How can I verify that a PDF file is "good"? - powershell

I have a process that compresses PDF files that our secretaries create by scanning signed documents at a multi-function printer.
On rare occasions, these files cannot be opened in Acrobat reader after being compressed. I don't know why this is happening rarely, so I'd like to be able to test the PDF post-compression and see if it is "good".
I am trying to use itextsharp 5.1.1 to accomplish this, but it happily loads the PDF. My best guess is that Acrobat reader fails when it's trying to display the picture.
Any ideas on how I can tell if the PDF will render?
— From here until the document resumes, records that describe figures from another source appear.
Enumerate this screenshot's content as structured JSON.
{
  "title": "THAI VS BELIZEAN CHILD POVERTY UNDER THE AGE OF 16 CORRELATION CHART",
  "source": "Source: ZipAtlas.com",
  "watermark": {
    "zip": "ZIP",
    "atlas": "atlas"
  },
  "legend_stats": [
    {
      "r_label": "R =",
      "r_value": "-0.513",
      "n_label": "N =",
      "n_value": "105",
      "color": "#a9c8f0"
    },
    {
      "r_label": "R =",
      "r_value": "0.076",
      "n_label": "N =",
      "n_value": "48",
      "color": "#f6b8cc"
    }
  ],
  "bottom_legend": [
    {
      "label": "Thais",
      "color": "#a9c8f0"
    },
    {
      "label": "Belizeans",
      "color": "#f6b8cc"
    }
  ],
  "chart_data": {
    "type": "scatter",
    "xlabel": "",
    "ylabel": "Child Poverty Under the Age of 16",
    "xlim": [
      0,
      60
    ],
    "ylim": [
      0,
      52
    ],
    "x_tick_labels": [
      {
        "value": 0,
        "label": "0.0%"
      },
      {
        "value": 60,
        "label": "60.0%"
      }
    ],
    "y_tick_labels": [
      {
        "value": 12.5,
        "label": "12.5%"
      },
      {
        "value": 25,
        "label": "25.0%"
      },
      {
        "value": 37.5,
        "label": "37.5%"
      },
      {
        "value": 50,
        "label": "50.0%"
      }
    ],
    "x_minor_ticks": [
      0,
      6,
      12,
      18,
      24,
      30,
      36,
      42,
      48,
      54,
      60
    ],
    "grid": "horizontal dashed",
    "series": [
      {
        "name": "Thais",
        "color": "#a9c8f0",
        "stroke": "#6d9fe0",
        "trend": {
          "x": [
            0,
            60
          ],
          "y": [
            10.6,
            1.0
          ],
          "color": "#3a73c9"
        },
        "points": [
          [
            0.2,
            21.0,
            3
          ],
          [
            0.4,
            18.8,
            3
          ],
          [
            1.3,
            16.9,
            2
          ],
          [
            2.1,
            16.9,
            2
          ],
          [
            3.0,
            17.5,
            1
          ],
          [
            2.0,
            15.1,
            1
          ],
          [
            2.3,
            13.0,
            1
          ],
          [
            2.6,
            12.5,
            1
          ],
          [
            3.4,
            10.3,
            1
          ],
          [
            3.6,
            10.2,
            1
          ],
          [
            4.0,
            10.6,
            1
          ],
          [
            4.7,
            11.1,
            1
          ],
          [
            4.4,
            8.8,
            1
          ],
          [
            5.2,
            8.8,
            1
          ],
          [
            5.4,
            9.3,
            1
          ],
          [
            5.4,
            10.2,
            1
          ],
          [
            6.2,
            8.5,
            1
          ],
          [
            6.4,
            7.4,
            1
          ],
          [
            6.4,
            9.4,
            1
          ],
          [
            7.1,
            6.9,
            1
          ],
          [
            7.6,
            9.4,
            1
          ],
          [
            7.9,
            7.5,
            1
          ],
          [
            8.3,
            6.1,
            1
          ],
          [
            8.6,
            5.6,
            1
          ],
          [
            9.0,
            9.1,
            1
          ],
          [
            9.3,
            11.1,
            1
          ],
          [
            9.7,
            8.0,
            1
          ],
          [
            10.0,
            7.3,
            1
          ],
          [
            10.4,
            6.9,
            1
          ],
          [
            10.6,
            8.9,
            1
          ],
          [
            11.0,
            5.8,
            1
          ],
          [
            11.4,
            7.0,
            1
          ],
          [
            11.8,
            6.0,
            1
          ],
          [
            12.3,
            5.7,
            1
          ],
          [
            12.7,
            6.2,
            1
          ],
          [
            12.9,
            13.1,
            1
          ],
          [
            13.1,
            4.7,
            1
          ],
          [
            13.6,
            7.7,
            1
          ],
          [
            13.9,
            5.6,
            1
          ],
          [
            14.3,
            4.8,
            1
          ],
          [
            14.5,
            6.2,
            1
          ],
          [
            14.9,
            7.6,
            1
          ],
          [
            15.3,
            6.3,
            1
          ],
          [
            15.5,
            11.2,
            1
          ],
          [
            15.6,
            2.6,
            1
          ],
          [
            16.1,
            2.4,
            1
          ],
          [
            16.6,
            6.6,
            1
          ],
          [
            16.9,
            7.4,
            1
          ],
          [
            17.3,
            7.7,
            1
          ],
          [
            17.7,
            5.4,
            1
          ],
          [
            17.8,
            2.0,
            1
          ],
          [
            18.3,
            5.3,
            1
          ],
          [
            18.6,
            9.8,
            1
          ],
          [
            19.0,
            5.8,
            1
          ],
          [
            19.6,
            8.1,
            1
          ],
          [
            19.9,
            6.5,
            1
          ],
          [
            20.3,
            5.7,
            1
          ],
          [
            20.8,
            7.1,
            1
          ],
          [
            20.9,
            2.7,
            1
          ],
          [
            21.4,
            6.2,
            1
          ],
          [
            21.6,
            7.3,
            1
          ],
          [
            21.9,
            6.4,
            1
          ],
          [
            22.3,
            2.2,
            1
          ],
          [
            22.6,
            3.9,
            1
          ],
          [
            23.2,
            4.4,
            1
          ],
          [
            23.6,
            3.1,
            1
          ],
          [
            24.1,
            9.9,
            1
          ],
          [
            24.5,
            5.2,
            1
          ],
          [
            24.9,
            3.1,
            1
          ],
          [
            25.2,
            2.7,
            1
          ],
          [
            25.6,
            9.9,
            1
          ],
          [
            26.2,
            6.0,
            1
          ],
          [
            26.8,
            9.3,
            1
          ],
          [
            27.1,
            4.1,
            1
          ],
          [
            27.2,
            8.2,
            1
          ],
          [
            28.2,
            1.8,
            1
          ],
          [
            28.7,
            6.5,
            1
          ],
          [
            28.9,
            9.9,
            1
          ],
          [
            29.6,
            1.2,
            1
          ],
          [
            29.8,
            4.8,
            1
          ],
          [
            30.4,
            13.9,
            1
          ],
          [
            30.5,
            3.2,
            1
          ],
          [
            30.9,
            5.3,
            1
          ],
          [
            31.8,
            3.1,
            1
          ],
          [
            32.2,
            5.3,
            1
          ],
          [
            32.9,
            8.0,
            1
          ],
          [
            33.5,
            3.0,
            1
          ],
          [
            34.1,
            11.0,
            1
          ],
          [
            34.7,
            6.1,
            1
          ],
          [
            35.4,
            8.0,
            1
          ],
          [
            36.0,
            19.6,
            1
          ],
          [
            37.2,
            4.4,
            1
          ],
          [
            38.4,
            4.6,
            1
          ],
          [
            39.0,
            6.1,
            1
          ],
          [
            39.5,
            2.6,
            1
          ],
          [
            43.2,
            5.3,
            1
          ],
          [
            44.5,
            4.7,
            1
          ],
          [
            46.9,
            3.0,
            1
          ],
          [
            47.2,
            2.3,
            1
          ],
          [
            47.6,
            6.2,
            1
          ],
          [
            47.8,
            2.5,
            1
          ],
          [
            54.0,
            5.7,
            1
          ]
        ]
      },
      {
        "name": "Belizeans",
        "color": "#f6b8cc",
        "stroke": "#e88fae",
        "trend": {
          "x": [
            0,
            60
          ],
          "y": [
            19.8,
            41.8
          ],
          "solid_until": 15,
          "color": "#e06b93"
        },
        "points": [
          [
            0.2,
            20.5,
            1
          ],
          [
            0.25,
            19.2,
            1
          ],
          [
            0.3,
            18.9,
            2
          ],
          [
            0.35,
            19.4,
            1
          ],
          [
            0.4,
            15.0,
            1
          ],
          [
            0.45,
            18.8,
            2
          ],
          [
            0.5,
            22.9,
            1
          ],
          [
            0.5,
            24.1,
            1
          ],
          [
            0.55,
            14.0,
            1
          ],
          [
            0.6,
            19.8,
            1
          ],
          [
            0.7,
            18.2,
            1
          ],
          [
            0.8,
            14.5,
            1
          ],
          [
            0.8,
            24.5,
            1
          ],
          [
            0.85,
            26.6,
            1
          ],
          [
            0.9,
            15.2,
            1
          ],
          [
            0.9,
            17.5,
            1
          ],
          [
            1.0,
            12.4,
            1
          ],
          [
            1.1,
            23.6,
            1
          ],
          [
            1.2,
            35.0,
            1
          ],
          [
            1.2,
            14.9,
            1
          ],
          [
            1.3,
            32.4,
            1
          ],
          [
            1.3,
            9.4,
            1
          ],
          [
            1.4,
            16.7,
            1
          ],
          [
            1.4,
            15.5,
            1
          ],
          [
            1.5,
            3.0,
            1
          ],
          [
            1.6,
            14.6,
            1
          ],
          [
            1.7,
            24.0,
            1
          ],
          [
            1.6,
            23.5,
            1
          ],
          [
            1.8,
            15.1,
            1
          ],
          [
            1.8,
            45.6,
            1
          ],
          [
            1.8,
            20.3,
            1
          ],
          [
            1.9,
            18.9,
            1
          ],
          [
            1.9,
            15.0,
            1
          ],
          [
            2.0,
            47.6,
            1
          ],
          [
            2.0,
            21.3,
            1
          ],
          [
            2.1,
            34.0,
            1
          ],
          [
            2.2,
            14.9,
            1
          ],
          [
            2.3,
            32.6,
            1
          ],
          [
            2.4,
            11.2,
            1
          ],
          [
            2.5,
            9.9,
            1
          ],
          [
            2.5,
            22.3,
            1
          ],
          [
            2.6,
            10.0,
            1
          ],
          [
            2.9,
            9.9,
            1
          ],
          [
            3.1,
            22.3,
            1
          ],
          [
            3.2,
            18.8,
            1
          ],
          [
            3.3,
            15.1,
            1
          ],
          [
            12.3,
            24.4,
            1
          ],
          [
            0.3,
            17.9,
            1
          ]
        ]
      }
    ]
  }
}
In similar situations in the past I have successfully used the PDF Toolkit (a/k/a pdftk) to repair bad PDFs with a command like this: pdftk broken.pdf output fixed.pdf.

OK, what I ended up doing was using itextsharp to loop through all of the stream objects and check their length. The error condition I had was that the length would be zero. This test seems quite reliable. It may not work for everyone, but it worked in this particular situation.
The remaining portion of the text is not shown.